The above-mentioned drawbacks are eliminated in the screen mask of the invention in accordance with the invention by being provided with parallel corrugations defined by two undulating sides and two second sides, the distance between adjacent peaks of the undulations being at least twice as large as the distance between adjacent openings.

The screening mask according to the invention is itself very rigid and does not require any additional reinforcing structures. Exemplary embodiments of a screen shield mask according to the invention are shown in the accompanying drawings, in which, in FIG. 1, a screen with a flat screen shield mask is shown in plan view and partly in section, FIG. 2 is a plan view and a partial section of one embodiment of the screen according to the invention; FIG. 3 is a perspective view of a screen mask with the screen mask of FIG. 2; FIG. 4 is a perspective view of a modification of the mask - screen of FIG. 3; FIG. 5 is a plan view of the mask; 6 is an enlarged top view of the mask screen of FIG. 2; FIGS. 7 and 8 show enlarged portions of numbers 7 and 8 in FIGS. 5 and 6; FIGS. a rear view, a plan view of a cylindrical screen assembly with a screen mask, FIG. FIGS. 12, 13 and 14 are a rear view, a plan view and a side view of a screen mask assembly with a screen mask; FIG. 15 is a plan view of a mask-screen screen according to another embodiment of the invention; FIG. 16 is a plan view of a mask-screen shield; FIG. 17 is a cross-sectional view taken along line 18-18 of FIG. 17; FIG. 18 is a cross-sectional view taken along line 18-18 of FIG. 17; FIG. an enlarged partial section along line 19-19 in FIG. 18.

FIG. 1 shows a flat screen screen 16 for a flat screen whose mask 18 has a backward curvature for strengthening it. Fig. 2 shows a mask assembly 18 similar to that shown in Fig. 1. 2 depicts a screen 20 for a color television with an aperture mask according to the invention and comprising a glass container 22 in which there is a vacuum. The box 22 has a rectangular flat screen 24, a funnel portion 26, and a neck 28. On the inside surface 32 of the screen 24 there is a screen 30 of a luminiforene electron gun assembly 34 located at the neck 28 of my three electron nozzles. The rectangular aperture mask 36 is located in the housing 22 adjacent to the screen 22. The electron gun assembly 34 is adapted to project three electron beams through a mask 36 with apertures that impinge on the screen 22. on a screen 30 with a mask 36 serving as a color selection electrode. The magnetic deflection yoke 38 is positioned on the receptacle 22 near the intersection of the funnel-shaped portion 26 and the neck 28 * When the yoke 38 is suitably excited, it causes the electron beams to extend the screen 22 in a rectangular grid.
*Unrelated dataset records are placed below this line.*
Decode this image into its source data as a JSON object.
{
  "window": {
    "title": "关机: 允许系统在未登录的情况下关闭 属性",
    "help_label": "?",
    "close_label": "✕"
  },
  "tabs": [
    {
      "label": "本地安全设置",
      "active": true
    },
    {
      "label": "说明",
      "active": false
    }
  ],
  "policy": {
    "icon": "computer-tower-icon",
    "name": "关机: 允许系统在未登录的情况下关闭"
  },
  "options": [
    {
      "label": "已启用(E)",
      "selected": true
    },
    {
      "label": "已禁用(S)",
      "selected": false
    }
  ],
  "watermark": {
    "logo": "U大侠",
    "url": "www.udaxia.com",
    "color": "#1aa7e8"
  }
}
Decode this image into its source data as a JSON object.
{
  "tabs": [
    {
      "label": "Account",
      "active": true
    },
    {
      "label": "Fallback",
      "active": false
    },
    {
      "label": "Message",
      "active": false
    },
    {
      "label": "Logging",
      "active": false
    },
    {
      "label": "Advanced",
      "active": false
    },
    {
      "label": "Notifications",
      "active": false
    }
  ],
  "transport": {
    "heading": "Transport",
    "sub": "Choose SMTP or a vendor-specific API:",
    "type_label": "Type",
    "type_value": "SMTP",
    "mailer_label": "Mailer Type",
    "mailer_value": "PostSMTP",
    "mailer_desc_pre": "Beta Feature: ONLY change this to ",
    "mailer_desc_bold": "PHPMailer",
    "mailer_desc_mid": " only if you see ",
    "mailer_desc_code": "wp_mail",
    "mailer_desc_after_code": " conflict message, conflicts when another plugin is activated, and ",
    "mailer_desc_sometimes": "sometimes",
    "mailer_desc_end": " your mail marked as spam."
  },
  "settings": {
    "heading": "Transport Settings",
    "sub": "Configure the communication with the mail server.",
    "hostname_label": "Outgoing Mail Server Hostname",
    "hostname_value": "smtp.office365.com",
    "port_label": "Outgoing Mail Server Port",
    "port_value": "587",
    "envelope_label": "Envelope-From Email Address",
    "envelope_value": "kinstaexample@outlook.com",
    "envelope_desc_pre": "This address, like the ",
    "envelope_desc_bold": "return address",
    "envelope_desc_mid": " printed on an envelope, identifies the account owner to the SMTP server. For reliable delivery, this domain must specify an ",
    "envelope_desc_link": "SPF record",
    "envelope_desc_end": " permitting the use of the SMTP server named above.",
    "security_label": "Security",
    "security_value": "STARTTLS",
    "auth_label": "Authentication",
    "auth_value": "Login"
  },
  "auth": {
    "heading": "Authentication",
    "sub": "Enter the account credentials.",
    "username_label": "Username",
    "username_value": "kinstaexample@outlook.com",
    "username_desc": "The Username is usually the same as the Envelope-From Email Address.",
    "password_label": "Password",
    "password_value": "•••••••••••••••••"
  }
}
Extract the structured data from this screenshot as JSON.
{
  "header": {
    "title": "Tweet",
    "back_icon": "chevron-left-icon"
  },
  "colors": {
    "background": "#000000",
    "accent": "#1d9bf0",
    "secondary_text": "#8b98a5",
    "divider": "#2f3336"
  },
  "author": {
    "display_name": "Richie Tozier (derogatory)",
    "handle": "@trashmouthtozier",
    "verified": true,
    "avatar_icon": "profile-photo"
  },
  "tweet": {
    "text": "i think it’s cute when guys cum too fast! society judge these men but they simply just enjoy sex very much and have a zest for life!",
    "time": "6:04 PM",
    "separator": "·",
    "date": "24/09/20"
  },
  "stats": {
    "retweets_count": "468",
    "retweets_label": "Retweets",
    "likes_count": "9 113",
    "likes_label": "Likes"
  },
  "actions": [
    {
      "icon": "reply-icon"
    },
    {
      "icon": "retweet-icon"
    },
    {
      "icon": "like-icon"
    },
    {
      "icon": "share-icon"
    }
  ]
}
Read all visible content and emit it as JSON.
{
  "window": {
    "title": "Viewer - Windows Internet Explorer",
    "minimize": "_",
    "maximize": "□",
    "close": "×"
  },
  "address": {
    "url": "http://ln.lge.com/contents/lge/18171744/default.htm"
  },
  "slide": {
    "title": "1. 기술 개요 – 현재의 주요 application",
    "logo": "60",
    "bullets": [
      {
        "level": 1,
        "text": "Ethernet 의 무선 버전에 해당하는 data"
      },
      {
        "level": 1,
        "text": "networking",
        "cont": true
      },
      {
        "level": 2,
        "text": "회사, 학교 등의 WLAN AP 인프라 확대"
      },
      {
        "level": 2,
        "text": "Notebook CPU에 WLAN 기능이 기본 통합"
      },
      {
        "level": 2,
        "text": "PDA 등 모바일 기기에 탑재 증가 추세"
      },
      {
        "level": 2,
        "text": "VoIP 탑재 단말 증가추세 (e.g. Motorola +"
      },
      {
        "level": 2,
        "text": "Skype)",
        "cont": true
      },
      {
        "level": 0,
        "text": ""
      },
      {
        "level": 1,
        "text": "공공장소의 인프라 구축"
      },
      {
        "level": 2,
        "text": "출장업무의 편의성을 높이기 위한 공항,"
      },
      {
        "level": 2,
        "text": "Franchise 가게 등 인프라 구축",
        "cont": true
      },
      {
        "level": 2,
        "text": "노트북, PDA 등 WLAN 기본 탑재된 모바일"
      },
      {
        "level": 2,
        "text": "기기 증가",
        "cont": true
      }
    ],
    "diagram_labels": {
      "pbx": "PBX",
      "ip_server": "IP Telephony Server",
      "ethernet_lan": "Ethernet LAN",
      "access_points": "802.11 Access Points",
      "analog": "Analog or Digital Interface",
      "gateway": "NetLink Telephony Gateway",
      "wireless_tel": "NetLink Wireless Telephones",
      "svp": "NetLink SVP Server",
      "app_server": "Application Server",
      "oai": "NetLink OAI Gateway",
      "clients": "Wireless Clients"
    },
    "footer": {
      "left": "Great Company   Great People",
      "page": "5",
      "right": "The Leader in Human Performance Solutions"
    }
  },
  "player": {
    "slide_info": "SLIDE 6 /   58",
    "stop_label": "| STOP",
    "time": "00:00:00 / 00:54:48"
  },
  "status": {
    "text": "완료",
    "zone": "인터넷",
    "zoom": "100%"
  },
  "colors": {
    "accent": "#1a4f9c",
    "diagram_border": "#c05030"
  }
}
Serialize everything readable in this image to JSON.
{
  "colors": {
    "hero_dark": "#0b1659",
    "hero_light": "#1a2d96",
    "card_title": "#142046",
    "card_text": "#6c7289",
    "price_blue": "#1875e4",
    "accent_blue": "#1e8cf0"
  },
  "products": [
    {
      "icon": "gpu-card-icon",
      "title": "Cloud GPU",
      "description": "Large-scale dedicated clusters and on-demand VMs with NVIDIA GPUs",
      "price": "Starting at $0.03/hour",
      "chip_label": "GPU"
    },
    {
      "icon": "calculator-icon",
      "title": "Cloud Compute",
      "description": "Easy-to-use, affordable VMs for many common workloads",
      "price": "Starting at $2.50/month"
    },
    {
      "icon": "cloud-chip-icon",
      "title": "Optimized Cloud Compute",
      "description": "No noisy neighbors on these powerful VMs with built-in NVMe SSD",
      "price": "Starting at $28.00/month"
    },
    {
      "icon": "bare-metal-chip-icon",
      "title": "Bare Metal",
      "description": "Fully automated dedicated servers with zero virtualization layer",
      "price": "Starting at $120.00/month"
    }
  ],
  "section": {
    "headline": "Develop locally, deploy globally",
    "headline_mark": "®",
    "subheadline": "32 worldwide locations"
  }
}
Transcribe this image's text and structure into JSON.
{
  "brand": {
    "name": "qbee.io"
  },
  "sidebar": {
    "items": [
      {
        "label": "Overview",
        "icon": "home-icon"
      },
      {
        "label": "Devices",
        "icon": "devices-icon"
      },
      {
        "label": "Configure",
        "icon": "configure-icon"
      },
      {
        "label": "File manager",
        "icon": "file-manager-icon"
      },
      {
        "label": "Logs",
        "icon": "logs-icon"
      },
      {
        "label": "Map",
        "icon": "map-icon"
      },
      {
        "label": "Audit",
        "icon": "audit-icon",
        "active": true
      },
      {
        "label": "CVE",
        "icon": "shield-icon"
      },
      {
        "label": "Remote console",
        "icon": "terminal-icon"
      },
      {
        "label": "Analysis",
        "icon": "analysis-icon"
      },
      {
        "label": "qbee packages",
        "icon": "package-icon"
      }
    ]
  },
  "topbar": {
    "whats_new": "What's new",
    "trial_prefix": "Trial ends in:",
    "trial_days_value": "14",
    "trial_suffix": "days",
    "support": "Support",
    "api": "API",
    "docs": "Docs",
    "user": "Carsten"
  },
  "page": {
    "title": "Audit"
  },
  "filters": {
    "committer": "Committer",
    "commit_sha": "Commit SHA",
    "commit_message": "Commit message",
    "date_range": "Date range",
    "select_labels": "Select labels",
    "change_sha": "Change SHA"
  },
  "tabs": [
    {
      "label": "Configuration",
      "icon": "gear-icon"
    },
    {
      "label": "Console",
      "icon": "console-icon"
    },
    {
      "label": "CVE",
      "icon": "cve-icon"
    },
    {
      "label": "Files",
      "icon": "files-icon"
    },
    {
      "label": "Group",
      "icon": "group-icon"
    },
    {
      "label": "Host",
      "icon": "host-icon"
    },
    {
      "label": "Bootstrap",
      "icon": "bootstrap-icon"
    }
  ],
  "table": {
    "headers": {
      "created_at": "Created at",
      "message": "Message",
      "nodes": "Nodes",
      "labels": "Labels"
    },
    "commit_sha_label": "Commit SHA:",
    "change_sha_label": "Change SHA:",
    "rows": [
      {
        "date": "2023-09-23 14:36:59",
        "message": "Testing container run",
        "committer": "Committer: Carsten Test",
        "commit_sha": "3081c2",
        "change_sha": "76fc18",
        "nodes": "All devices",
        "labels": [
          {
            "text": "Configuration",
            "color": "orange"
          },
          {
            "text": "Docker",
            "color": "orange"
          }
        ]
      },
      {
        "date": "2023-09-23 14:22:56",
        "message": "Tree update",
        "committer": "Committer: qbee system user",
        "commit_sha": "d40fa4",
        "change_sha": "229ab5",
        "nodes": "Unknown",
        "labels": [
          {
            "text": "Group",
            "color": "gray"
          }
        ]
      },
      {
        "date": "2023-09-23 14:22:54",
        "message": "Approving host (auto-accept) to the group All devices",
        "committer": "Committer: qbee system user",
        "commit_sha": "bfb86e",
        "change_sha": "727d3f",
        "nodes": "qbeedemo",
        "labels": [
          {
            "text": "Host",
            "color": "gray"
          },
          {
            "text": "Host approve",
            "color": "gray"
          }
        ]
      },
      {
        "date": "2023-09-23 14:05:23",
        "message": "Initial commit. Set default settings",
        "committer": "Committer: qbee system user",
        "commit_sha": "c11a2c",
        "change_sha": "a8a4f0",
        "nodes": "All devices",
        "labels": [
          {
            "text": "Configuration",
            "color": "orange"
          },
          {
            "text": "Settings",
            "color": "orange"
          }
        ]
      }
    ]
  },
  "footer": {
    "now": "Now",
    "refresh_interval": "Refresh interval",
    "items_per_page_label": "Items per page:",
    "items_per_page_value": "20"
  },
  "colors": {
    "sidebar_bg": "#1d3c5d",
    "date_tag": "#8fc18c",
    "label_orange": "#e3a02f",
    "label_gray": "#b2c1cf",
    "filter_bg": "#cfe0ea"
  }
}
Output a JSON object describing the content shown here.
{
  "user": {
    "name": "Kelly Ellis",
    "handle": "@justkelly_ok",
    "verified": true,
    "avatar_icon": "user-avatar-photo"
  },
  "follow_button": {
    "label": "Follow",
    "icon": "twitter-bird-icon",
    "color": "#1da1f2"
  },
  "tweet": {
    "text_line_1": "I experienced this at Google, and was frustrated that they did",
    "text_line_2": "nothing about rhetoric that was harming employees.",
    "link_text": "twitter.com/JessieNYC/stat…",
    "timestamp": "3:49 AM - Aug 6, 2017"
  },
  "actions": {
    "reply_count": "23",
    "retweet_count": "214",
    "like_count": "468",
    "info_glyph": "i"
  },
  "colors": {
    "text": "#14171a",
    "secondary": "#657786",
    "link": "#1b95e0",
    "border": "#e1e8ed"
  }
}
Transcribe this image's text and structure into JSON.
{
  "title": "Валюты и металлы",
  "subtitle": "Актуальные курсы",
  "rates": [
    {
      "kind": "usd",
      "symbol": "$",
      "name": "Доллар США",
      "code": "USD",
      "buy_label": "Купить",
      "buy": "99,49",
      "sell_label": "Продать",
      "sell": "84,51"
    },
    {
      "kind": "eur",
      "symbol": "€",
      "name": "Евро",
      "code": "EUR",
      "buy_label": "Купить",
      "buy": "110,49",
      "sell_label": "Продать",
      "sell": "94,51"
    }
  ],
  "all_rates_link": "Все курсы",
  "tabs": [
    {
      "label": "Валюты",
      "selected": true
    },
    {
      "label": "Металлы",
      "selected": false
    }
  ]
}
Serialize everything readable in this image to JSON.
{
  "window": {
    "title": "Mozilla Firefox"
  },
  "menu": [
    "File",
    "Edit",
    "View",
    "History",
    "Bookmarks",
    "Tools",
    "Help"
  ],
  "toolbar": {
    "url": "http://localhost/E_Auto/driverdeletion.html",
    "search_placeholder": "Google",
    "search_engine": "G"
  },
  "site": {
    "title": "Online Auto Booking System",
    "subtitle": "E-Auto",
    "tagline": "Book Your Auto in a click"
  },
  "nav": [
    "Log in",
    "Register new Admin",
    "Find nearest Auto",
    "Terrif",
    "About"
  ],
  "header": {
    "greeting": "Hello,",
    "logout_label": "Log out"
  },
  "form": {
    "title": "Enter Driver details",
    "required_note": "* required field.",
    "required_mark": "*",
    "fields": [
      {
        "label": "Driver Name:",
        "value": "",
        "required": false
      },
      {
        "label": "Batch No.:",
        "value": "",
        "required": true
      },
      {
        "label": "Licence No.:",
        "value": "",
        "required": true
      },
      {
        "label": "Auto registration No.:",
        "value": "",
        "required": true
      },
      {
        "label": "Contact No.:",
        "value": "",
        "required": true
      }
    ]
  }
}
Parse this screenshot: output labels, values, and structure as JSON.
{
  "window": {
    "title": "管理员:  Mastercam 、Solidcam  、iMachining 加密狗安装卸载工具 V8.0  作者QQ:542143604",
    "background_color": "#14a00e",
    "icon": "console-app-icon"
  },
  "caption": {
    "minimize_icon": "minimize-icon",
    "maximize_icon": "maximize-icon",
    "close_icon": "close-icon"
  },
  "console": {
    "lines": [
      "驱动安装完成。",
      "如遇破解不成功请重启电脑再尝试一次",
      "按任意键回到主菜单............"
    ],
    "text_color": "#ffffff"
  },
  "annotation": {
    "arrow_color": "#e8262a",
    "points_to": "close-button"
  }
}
The aperture mask 36 shown below in Figure 3 is curved or slightly sinusoidal along a horizontal axis 4 in the direction of the longer mask size with the undulating 5 - 229 912 vertical X between the long sides of the mask 18 or the shorter dimension of the mask. it is understood that the term " wavy " is broadly defined herein to encompass shapes including sawtooth and sinusoidal shapes. Although the mask 36 is shown without any curl, it should be understood that the mask 36 with some undulations along the vertical axis is also included within the scope of the present invention, an example of which is described below.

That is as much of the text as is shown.